Insulin resistance in chronic HCV infection could be caused by interplay between viral and host factors 16. HCV infection per se generates multiple defects in hepatic insulin signaling pathways 17, 18, 19. In this study insulin resistance was higher in patients with CHC and Metabolic Syndrome than in those without it, and in the univariate analysis HOMA-IR was correlated with BMI and visceral obesity. Visceral obesity estimated by waist circumference is viewed as the phenotypic expression of IR 20 and we found that HOMA-IR was almost two-fold higher in patients with CHC and MS than in those with CHC alone.

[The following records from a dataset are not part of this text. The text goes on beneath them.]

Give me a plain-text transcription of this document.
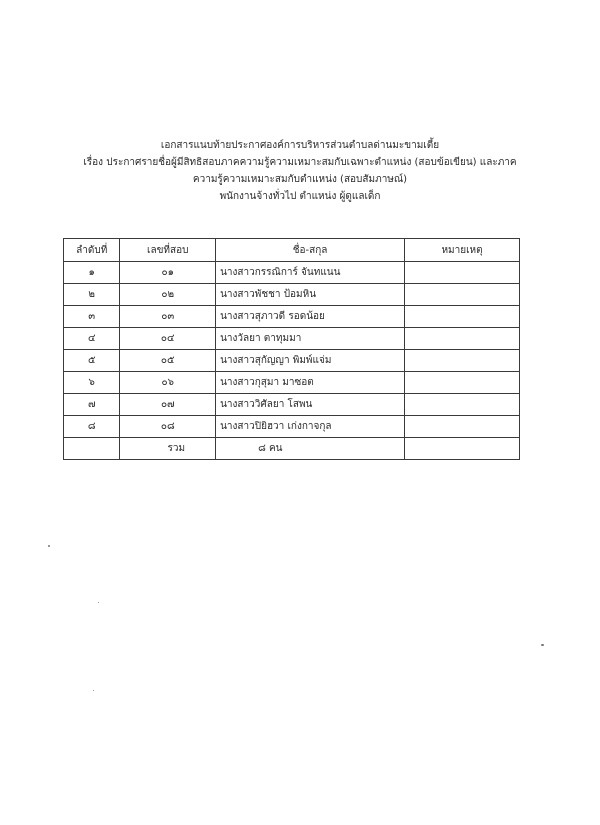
เอกสารแนบท้ายประกาศองค์การบริหารส่วนตำบลด่านมะขามเตี้ย
เรื่อง ประกาศรายชื่อผู้มีสิทธิสอบภาคความรู้ความเหมาะสมกับเฉพาะตำแหน่ง (สอบข้อเขียน) และภาค
ความรู้ความเหมาะสมกับตำแหน่ง (สอบสัมภาษณ์)
พนักงานจ้างทั่วไป ตำแหน่ง ผู้ดูแลเด็ก
ลำดับที่	เลขที่สอบ	ชื่อ-สกุล	หมายเหตุ
๑	๐๑	นางสาวกรรณิการ์ จันทแนน	
๒	๐๒	นางสาวพัชชา ป้อมหิน	
๓	๐๓	นางสาวสุภาวดี รอดน้อย	
๔	๐๔	นางวัลยา ตาทุมมา	
๕	๐๕	นางสาวสุกัญญา พิมพ์แจ่ม	
๖	๐๖	นางสาวกุสุมา มาซอต	
๗	๐๗	นางสาววิศัลยา โสพน	
๘	๐๘	นางสาวปิยิฮวา เก่งกาจกุล	
	รวม	๘ คน	
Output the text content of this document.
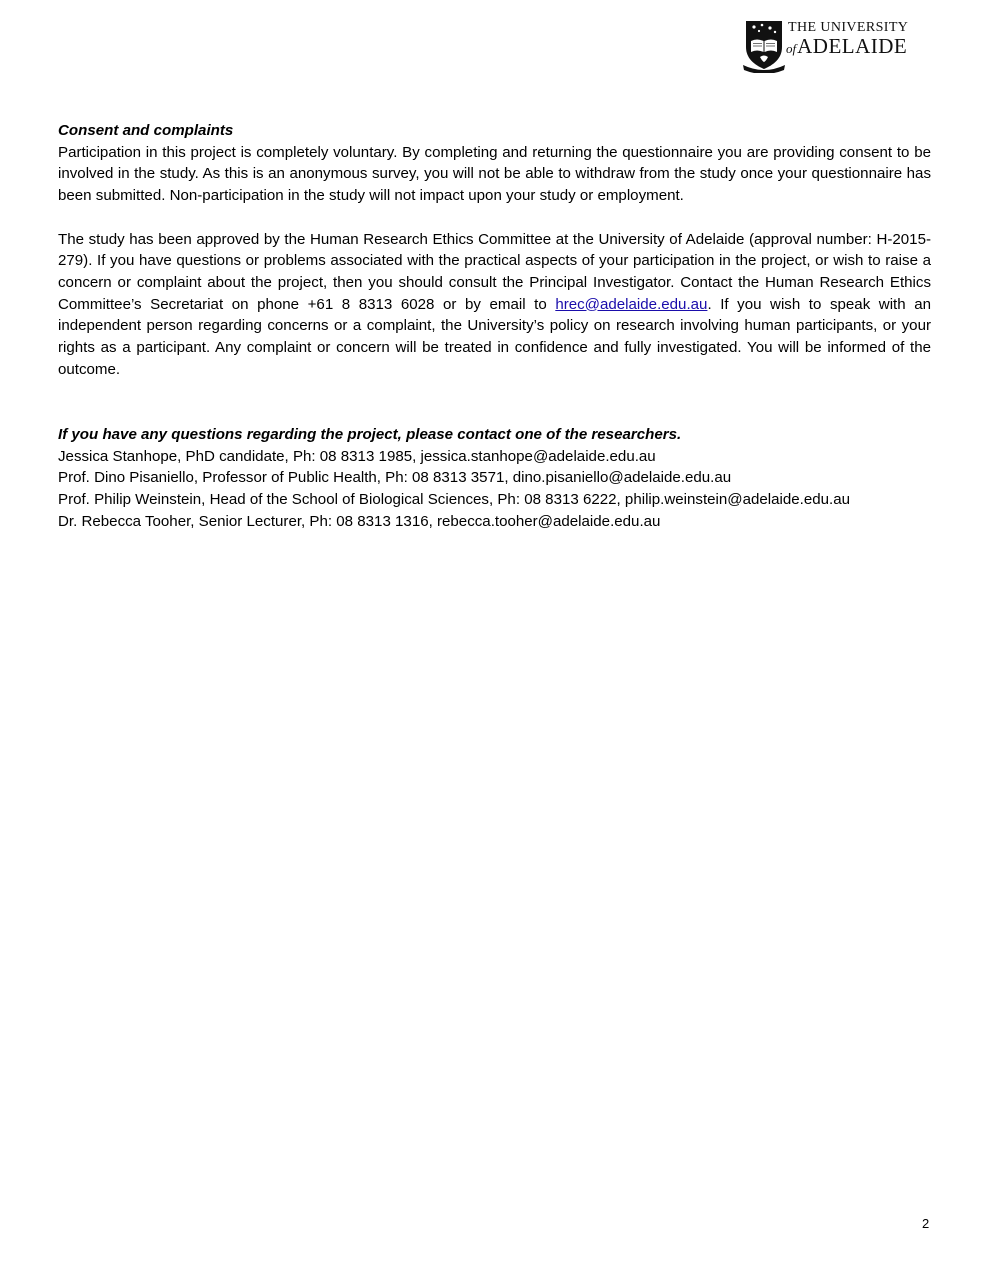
THE UNIVERSITY
ofADELAIDE

Consent and complaints

Participation in this project is completely voluntary. By completing and returning the questionnaire you are providing consent to be involved in the study. As this is an anonymous survey, you will not be able to withdraw from the study once your questionnaire has been submitted. Non-participation in the study will not impact upon your study or employment.

The study has been approved by the Human Research Ethics Committee at the University of Adelaide (approval number: H-2015-279). If you have questions or problems associated with the practical aspects of your participation in the project, or wish to raise a concern or complaint about the project, then you should consult the Principal Investigator. Contact the Human Research Ethics Committee’s Secretariat on phone +61 8 8313 6028 or by email to hrec@adelaide.edu.au. If you wish to speak with an independent person regarding concerns or a complaint, the University’s policy on research involving human participants, or your rights as a participant. Any complaint or concern will be treated in confidence and fully investigated. You will be informed of the outcome.

If you have any questions regarding the project, please contact one of the researchers.

Jessica Stanhope, PhD candidate, Ph: 08 8313 1985, jessica.stanhope@adelaide.edu.au

Prof. Dino Pisaniello, Professor of Public Health, Ph: 08 8313 3571, dino.pisaniello@adelaide.edu.au

Prof. Philip Weinstein, Head of the School of Biological Sciences, Ph: 08 8313 6222, philip.weinstein@adelaide.edu.au

Dr. Rebecca Tooher, Senior Lecturer, Ph: 08 8313 1316, rebecca.tooher@adelaide.edu.au

2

Our study revealed a positive correlation between IR and activity. Most investigators have demonstrated that IR has developed before the stage of cirrhosis and that it is higher in patients with CHC 21, 22, and suggested the link between IR and hepatic steatosis. In concordance with these studies, we found that Metabolic Syndrome correlated with NAFLD in large number. This might be explained by a higher contribution of the metabolic versus viral factors in this study, as in other studies 23. Another unexpected finding of our study was the correlation of IR with the necroinflammatory activity. This is not a singular finding. Another study found an association between IR, high serum viral load and necroinflammation in patients with CHC infected especially with genotype 1 or 4 24. Despite the major role played by HCV in the development of IR and hepatic steatosis, host metabolic factors might have a great contribution in chronic HCV infection. A significant number of our patients had Metabolic Syndrome, and visceral obesity was the constant criterion for the definition of Metabolic Syndrome. The adipose tissue is no longer considered only as a storage organ, but rather a very active neuroendocrine organ, that produces and secretes a large number of active peptides, collectively named adipocytokines or adipokines 25, 26, 27, with significant implications in several metabolic processes. Among these cytokines, the role of adiponectin in NAFLD and CHC has been largely studied. These findings support the hypothesis that IR is not only the result of a direct action of the virus, but also of an imbalance of adipocytokines, mainly in patients with Metabolic Syndrome, confirming the role of the metabolic factors in modulating insulin sensitivity 21,22. Our study revealed a positive correlation between presence of metabolic syndrome and NAFLD, in percentage of 63% among patients with CHC, and this result might explain the role played by CHC in the development of fatty liver.

In conclusion CHC with Metabolic Syndrome was associated with a higher insulin resistance, and these findings together suggest that chronic HCV infection is closely related to the metabolic syndrome.